Investments held for less than a year would still be taxed at regular income tax rates as they are now, the WSJ said. The proposal will also include other rate changes, with the lowest rates given for investments held the longest, it reported.

Clinton's proposal comes as part of her plan to fight an excessive focus on quick profits in capital markets, including capital gains, which are the profits made on selling capital assets such as shares or real estate.

In a speech last week in New York, the Democratic front-runner blasted Wall Street and took aim at financial institutions, vowing tougher oversight in her first major economic speech of the 2016 election campaign.

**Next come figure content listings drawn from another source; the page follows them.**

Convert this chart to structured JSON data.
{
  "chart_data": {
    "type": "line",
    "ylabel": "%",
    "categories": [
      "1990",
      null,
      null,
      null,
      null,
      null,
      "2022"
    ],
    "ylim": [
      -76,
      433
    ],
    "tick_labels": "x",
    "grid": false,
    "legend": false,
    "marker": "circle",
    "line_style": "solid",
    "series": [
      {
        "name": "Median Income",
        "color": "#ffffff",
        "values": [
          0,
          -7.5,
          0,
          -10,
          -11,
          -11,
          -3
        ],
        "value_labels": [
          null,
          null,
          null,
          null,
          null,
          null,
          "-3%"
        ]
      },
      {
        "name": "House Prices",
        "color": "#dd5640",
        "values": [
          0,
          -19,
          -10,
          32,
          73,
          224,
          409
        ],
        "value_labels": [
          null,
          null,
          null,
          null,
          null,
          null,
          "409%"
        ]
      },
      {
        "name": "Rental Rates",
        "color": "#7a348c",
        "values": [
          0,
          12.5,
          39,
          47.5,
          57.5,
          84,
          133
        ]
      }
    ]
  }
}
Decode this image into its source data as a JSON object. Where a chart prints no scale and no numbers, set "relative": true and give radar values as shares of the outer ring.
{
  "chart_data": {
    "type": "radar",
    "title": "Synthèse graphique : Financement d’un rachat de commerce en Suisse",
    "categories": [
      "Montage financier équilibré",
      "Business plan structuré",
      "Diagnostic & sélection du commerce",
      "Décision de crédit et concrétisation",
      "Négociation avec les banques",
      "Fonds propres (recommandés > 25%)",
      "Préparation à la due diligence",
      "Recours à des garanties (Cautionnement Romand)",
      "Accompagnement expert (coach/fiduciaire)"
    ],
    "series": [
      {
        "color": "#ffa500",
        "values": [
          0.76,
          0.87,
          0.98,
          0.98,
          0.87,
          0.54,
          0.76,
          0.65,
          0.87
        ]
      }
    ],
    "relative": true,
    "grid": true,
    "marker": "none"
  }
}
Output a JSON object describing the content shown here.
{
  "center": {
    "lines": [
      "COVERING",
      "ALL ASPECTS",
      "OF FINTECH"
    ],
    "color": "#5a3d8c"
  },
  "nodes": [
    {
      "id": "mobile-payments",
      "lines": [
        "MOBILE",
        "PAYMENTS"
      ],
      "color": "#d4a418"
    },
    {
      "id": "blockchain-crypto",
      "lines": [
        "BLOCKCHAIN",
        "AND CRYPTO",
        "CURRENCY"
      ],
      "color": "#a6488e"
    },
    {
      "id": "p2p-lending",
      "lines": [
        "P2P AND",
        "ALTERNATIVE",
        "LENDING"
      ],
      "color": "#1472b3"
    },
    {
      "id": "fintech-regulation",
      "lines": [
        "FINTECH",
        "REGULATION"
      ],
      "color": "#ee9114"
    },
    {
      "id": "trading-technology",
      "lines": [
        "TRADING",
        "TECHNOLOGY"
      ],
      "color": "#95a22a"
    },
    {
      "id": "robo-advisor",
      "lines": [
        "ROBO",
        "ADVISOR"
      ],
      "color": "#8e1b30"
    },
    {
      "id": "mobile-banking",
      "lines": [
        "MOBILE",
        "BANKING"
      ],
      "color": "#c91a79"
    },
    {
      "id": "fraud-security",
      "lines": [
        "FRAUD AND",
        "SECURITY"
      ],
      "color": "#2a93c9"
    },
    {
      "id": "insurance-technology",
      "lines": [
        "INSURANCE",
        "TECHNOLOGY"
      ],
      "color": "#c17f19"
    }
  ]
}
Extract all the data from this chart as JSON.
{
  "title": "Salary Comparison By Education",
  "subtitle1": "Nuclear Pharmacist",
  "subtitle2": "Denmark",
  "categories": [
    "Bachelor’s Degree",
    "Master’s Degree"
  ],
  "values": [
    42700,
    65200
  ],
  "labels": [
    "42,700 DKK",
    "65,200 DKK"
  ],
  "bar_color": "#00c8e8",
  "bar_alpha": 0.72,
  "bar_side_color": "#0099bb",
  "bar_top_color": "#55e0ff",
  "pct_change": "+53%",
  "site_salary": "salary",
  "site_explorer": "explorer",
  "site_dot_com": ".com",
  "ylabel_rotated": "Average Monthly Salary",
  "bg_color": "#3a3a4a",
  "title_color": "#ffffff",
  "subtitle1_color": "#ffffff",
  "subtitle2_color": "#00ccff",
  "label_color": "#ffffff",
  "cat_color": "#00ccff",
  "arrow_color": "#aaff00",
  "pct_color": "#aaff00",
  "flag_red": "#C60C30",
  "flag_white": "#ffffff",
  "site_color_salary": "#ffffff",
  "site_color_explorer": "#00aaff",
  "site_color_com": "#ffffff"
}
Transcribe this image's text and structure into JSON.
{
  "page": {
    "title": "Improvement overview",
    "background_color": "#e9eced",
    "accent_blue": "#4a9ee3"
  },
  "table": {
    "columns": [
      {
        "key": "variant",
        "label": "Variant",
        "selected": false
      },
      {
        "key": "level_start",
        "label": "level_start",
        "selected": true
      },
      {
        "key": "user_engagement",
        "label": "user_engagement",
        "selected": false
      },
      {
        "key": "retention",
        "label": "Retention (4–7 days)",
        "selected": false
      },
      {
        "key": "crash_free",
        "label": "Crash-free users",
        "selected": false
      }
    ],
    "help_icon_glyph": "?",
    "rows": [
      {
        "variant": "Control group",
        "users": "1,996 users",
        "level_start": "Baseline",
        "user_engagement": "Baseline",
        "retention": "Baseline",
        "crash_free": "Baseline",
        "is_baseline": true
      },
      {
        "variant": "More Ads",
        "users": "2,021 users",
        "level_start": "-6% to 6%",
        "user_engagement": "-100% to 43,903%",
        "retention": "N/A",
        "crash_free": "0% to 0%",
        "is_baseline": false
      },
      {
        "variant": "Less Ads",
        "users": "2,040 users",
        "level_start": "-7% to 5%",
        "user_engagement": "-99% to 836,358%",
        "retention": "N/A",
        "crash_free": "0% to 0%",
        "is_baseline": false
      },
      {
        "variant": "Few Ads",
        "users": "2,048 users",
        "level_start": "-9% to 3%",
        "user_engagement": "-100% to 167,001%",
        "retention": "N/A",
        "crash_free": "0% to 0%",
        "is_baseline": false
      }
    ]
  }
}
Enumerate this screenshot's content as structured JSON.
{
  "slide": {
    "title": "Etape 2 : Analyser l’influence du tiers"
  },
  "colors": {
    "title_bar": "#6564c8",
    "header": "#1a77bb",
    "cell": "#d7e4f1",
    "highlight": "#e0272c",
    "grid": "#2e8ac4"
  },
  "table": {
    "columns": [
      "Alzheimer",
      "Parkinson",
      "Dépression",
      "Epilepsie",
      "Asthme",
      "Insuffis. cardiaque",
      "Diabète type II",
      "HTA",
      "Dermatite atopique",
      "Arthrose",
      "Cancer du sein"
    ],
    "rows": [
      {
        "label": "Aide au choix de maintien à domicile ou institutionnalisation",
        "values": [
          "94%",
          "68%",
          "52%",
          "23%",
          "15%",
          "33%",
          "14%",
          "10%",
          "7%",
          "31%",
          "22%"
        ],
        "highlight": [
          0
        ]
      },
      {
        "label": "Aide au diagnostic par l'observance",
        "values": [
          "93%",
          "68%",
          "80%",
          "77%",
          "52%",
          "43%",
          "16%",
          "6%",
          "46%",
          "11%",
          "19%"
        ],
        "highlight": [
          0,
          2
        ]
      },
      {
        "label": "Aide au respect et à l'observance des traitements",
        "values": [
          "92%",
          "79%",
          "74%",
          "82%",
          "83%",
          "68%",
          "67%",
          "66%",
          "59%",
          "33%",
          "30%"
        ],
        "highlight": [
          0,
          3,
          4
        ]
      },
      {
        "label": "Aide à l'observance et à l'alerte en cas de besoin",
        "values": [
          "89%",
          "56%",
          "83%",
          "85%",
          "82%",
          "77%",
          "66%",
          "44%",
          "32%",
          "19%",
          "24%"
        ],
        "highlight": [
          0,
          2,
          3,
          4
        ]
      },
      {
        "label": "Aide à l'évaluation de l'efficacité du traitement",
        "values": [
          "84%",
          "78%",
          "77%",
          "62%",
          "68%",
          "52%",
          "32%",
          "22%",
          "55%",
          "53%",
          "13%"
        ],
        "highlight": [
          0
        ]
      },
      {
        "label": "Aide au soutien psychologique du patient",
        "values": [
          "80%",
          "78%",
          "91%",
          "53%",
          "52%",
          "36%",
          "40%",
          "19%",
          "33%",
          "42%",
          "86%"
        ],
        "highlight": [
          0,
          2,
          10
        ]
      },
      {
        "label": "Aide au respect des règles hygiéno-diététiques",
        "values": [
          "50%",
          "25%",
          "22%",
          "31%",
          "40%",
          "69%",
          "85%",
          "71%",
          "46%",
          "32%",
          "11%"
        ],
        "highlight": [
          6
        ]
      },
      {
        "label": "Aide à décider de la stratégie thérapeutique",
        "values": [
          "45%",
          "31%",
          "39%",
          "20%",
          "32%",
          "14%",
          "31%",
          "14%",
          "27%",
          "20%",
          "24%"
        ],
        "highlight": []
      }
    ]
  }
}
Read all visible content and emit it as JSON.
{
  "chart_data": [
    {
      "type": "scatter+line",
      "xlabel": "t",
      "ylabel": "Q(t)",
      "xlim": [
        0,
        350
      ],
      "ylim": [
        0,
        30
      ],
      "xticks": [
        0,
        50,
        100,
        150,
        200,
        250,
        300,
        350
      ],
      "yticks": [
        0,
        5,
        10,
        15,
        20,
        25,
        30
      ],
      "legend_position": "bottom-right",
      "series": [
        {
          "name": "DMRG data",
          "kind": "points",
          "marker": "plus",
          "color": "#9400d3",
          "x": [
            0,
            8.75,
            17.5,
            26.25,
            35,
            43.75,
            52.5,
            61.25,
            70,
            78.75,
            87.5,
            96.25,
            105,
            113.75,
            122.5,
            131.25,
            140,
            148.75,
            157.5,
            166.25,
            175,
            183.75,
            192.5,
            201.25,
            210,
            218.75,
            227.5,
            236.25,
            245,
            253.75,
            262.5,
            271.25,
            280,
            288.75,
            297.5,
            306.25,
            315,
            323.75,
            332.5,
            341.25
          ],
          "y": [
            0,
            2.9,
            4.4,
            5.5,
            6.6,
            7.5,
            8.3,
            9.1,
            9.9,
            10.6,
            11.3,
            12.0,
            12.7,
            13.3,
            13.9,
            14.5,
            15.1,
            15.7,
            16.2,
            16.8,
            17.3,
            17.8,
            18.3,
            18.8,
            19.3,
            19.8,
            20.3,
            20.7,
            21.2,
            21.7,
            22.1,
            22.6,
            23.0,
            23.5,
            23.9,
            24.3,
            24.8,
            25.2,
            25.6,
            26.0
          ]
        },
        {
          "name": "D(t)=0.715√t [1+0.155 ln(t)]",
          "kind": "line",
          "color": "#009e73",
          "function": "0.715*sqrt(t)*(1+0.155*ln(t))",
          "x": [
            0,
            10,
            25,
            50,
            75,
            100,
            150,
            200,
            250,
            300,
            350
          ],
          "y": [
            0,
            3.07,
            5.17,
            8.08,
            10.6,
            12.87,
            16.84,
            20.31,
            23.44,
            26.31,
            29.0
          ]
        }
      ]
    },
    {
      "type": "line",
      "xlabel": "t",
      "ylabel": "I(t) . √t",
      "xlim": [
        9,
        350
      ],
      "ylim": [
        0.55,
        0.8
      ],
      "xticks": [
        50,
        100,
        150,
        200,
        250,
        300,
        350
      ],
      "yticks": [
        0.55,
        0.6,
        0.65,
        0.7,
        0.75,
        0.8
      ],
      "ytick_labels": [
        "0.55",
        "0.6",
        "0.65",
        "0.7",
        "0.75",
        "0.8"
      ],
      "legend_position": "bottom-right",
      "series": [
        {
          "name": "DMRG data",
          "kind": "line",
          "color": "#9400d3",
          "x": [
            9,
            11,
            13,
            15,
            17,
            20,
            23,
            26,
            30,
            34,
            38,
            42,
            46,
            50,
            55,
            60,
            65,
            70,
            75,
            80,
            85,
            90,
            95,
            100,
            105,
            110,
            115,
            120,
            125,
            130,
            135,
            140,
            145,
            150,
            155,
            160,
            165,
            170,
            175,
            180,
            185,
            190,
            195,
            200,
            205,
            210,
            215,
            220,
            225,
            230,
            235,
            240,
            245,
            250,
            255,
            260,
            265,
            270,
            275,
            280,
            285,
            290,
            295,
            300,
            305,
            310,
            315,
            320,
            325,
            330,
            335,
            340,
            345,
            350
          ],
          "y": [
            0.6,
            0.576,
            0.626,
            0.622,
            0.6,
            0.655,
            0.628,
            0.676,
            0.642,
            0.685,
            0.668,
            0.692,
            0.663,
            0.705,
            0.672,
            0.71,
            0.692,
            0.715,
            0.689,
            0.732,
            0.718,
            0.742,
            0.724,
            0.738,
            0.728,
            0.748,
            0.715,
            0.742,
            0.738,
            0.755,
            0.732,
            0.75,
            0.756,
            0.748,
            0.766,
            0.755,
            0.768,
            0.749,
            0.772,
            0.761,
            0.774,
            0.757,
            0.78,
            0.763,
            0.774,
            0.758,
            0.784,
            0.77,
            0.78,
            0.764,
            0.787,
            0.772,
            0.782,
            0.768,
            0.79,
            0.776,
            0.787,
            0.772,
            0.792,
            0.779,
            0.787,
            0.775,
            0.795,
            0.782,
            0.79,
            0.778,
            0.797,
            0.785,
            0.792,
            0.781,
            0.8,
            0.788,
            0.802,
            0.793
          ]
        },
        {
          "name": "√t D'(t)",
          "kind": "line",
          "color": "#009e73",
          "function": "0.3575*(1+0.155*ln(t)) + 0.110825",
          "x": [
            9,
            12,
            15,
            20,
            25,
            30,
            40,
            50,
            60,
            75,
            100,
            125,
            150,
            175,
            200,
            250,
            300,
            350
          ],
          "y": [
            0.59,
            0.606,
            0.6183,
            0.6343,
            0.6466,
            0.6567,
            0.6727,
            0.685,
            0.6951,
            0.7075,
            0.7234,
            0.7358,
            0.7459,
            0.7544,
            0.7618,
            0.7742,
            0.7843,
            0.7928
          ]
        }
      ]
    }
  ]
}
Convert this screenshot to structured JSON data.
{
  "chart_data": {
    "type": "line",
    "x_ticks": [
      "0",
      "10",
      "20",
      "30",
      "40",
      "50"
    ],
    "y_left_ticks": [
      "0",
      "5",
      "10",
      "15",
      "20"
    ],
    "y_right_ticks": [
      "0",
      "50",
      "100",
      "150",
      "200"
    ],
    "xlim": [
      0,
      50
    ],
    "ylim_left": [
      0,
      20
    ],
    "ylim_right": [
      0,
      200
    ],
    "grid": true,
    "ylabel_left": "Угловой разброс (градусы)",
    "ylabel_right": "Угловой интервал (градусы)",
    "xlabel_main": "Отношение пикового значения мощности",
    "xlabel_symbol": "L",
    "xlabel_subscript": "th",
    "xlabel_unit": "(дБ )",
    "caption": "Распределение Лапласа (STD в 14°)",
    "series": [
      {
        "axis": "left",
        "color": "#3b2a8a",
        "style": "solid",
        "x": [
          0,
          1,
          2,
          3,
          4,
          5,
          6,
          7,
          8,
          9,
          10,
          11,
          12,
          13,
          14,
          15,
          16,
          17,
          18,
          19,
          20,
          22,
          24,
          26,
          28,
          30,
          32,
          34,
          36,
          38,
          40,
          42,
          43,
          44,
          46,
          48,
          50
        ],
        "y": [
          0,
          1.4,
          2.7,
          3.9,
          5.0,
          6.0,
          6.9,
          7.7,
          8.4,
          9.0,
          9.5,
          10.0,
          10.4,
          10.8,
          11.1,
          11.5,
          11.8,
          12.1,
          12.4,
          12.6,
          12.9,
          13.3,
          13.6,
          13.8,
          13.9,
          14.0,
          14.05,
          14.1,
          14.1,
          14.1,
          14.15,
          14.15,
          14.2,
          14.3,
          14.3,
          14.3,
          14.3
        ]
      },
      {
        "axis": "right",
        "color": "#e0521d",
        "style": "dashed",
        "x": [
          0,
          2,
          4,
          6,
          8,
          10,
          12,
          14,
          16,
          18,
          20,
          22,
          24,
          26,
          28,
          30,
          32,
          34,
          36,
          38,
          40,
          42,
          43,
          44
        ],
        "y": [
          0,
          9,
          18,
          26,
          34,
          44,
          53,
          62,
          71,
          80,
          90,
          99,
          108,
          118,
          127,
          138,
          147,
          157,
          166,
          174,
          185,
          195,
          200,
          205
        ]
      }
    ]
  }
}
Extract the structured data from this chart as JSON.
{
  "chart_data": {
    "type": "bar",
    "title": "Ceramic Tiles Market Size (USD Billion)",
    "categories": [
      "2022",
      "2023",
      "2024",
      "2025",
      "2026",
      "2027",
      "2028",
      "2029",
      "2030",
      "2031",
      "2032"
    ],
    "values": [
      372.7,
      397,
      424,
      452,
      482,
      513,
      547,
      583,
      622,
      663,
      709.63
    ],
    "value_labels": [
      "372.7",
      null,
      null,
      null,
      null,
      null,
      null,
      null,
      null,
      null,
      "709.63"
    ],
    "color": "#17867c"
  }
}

Clinton's plan to revamp such rates appears to be a shift from her position in 2008, when she last sought the party's nomination and vowed not to raise capital gains tax rates above 20 percent, if at all.

In 1997, her husband, President Bill Clinton, lowered the maximum taxation rate on capital gains from 28 percent to 20 percent. In 2003, it fell to 15 percent under President George W. Bush.

In 2012, the top capital gains taxation rate rose to 20 percent for the highest earners. In the 1970s, the maximum taxation rate for long-term capital gains reached nearly 40 percent.

Although Clinton, who along with her husband have deep ties to Wall Street, is the party's leading presidential candidate, she still faces some pressure from liberal Democrats, such as fellow candidate U.S. Senator Bernie Sanders of Vermont, who want tougher regulations on the financial industry.